Un groupe d’investisseurs appelle les banques à se fixer des objectifs climatiques plus sévères

Le smog est vu près des tours de transmission à Bedzin, près de Katowice, Pologne

Un groupe d’investisseurs gérant 11 billions de dollars d’actifs a appelé les banques à fixer des objectifs d’émissions plus sévères avant une réunion des dirigeants mondiaux visant à accélérer les efforts de lutte contre le changement climatique.

Le groupe, qui comprend Pimco, le plus grand investisseur obligataire au monde, et le plus grand gestionnaire d’actifs de Grande-Bretagne, Legal & General Investment Management, a déclaré qu’il souhaitait que les prêteurs définissent des engagements “ améliorés ” pour décarboner leurs portefeuilles de prêts.

Alors qu’un certain nombre des plus grandes banques du monde ont déjà déclaré qu’elles avaient une “ ambition ” d’atteindre zéro émission nette de gaz à effet de serre d’ici 2050, beaucoup n’ont pas encore précisé comment elles prévoient de le faire et continuent de financer les activités à fortes émissions.

«Le problème auquel nous sommes confrontés aujourd’hui est que trop de banques ne prennent pas en compte les dommages climatiques lorsqu’elles prennent des décisions de financement, et que trop d’argent est investi dans des activités à forte intensité de carbone dont nous devons désespérément nous éloigner», a déclaré Natasha Landell. Mills, responsable de l’intendance chez Sarasin & Partners.
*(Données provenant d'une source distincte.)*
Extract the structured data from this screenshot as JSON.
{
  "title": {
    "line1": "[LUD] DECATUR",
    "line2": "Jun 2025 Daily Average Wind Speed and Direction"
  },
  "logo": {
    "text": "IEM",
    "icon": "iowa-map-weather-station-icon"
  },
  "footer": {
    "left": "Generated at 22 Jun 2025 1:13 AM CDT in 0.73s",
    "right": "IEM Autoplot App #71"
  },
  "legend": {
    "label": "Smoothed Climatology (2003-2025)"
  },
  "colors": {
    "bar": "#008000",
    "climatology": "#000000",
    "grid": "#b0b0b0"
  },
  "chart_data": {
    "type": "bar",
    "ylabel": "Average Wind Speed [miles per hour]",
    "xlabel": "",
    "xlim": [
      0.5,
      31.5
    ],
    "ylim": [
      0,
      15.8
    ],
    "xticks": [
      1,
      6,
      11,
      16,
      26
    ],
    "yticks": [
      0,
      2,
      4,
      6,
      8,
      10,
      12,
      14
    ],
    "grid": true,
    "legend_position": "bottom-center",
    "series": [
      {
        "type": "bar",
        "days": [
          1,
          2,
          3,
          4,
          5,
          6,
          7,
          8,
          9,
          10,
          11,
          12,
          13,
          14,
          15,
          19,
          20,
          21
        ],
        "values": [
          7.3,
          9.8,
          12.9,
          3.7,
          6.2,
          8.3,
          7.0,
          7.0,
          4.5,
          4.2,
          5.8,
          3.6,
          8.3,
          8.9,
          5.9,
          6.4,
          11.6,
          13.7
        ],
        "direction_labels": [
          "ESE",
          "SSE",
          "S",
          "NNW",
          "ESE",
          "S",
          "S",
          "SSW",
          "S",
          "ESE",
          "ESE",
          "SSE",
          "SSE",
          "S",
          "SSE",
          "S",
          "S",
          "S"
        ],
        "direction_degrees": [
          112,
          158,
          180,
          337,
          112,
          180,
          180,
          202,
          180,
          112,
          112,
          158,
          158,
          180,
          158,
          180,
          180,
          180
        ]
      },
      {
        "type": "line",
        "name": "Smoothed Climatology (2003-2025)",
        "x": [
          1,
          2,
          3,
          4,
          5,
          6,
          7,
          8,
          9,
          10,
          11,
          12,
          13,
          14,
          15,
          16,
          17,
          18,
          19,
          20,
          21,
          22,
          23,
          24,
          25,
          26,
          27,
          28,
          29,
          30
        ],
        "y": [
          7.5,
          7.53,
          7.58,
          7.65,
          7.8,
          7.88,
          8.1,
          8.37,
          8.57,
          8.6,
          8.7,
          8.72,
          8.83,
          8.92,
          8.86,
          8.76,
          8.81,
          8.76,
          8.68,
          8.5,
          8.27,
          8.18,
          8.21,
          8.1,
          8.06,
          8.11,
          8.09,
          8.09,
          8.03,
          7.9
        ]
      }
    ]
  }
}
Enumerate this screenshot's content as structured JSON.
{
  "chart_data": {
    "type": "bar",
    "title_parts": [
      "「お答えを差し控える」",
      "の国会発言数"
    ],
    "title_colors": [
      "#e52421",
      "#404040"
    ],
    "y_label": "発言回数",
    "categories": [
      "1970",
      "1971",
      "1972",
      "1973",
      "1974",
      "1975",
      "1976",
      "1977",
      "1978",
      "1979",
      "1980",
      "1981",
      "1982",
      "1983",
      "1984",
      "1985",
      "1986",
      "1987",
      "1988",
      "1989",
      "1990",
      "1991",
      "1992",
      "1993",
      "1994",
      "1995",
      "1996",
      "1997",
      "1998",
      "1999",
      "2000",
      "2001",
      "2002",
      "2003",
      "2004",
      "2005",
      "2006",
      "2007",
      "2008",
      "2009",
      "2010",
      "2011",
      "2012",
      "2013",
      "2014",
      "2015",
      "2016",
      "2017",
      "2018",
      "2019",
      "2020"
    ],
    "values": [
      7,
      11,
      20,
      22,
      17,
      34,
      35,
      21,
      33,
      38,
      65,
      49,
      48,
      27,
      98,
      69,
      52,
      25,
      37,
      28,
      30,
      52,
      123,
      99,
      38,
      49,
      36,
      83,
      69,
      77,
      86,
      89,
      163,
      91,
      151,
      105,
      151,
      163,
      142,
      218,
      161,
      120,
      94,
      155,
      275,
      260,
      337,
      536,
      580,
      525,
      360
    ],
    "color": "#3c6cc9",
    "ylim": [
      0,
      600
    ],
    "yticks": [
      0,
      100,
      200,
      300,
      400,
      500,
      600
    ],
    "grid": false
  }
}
Alors que les États-Unis se préparent à accueillir le Sommet des dirigeants sur le climat du 22 au 23 avril, le groupe d’investisseurs a déclaré qu’il souhaitait que les banques accélèrent leurs efforts, notamment en fixant des objectifs intermédiaires pour atteindre des émissions nettes nulles d’ici le milieu du siècle ou plus tôt.

Les comités de rémunération des banques devraient également veiller à ce que la rémunération variable soit liée à l’atteinte des objectifs, ont-ils ajouté, tandis que les risques climatiques importants devraient être inclus dans les comptes publiés des prêteurs.

Un certain nombre de banques ont déjà déclaré qu’elles prévoyaient d’augmenter les investissements dans l’énergie verte et d’autres activités qui contribueront à la transition vers une économie à faible émission de carbone, mais le groupe d’investisseurs a déclaré que davantage était nécessaire et que les dépenses ne devraient pas être considérées comme compensant les prêts à projets plus sales.

De manière cruciale, les investisseurs ont déclaré que les banques devaient également fixer des «critères explicites» pour le retrait du financement des activités «mal alignées» qui vont à l’encontre de la trajectoire du zéro net des secteurs et des industries.

Le groupe de 35 investisseurs, opérant par le biais du Groupe d’investisseurs institutionnels sur le changement climatique, a déclaré qu’il avait ouvert des pourparlers avec 27 des plus grandes banques du monde et s’attendait à élargir la liste au fil du temps.